Third, I want to create a few of these, one of these two models of really amazing pages as a sample, as an instruction for all future ones. This is what we want to get to. Let’s make the best, most perfect page for Seattle, and then we’ll go make one for Portland and we’ll go make one for Los Angeles. Then we’ll see how do we get that into a process that will scale for us. You want that process to be repeatable. You want it to be well-defined. You want it to be so that a content team, who comes in, or contractor, an agency can take that document, can look at the examples, and replicate that on a city by city basis. That’s going to require a lot of uniqueness. You need to have those high bars set up so that they can achieve them.
The fourth and last thing for these pages you’re creating is you’ve got to be able to answer this question: Who will amplify this page and why? By amplify, I mean share socially, share via word of mouth, share via email, link to it. Who will amplify it and why? How are we going to reach them?
Then go get them. Go prove to yourself that with those two or three amazing example pages that you made that you can actually do it, and then make that part of your scaling process.

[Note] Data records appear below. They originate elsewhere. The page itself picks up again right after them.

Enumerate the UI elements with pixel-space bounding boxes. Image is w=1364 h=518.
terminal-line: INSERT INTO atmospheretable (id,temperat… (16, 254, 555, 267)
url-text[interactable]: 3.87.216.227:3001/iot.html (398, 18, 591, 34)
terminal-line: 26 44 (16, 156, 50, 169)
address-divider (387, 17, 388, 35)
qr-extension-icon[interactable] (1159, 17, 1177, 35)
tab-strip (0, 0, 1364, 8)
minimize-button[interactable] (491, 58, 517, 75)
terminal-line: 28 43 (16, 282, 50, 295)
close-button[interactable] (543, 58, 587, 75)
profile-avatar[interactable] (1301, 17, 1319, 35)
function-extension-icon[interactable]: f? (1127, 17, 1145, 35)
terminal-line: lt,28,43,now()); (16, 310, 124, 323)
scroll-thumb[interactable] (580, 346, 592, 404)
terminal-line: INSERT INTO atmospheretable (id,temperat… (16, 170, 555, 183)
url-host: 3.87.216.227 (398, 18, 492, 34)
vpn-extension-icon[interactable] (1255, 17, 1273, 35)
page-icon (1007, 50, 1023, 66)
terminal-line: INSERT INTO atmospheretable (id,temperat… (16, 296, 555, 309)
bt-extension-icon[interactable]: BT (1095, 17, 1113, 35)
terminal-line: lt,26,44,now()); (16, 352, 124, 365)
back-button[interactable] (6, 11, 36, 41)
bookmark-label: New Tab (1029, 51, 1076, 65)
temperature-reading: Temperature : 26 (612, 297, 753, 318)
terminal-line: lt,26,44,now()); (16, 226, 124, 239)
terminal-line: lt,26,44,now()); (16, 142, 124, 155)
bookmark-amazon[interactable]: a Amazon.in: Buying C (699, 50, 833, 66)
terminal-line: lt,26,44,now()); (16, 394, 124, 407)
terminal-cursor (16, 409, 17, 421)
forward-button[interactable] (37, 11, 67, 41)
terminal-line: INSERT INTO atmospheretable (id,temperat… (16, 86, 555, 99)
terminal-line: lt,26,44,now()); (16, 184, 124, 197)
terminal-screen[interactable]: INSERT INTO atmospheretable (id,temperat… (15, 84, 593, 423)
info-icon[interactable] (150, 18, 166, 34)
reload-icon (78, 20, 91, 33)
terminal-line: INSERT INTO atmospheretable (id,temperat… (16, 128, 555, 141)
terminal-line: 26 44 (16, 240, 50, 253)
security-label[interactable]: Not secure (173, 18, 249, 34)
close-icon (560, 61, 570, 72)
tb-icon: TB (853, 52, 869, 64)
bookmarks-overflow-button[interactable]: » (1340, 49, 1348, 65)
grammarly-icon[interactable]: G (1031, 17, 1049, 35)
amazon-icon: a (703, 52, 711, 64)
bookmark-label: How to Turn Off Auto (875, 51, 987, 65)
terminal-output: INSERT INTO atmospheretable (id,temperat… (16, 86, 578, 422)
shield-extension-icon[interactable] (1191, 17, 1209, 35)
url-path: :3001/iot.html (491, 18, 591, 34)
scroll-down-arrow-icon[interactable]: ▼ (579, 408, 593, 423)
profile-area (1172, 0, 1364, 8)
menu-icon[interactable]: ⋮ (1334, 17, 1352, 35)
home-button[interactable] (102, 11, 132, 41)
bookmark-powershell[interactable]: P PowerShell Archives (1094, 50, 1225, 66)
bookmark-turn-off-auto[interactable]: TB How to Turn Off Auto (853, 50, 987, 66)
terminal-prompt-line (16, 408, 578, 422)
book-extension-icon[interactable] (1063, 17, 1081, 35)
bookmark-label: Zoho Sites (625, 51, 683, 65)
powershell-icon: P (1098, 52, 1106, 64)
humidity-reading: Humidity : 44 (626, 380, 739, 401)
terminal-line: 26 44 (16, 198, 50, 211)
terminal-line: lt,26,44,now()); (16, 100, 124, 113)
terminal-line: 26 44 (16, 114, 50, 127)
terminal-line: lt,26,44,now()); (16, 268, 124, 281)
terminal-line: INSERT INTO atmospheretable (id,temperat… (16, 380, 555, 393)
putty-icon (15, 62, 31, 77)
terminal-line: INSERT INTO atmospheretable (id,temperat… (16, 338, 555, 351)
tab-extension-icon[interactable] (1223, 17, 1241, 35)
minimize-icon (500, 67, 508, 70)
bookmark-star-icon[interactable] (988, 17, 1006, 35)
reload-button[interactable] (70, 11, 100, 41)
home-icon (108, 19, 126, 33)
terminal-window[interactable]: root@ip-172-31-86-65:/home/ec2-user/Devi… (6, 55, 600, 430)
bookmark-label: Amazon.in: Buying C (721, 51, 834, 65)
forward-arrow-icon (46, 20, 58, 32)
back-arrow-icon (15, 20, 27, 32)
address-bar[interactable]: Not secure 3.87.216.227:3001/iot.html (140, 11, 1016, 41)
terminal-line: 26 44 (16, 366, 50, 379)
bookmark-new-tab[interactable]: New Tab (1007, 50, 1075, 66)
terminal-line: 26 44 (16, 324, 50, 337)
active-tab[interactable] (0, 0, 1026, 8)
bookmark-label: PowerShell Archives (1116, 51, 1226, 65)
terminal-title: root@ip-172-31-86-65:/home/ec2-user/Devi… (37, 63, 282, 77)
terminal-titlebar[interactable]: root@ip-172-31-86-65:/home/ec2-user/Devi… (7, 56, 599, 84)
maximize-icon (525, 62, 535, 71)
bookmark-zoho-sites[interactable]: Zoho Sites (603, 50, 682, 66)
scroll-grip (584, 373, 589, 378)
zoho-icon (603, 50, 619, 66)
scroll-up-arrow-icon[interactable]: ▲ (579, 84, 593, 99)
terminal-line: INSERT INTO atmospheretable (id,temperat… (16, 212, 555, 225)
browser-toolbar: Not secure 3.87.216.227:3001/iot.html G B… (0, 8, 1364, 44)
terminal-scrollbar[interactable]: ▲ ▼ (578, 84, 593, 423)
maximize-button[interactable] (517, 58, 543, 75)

Now you’ve got something where you can truly say, “Yes, we can go geo by geo and have the potential to rank in market after market for the terms and phrases that we care about in the organic results.”
Long term, if you have a lot of success in a city, my next suggestion would be that you move from this model to this model where you actually have a local team, just one person, even a contractor, someone who visits. It doesn’t have to be a permanent resident of that city. It can be someone who goes there a month out of the year, whatever it is, every few weekends and owns that page and that experience and that section of your site for that specific geo that produces remarkable results.
They build relationships. That furthers your press, and that furthers your brand in that town. There’s a lot of opportunity there. So that’s eventually where you want to move to.
All right, everyone. I hope all of you out there who are building local, geo-targeted landing pages at scale have found this valuable, and I hope you’re going to go build some phenomenal pages. Maybe someone will even start a whisky company for me.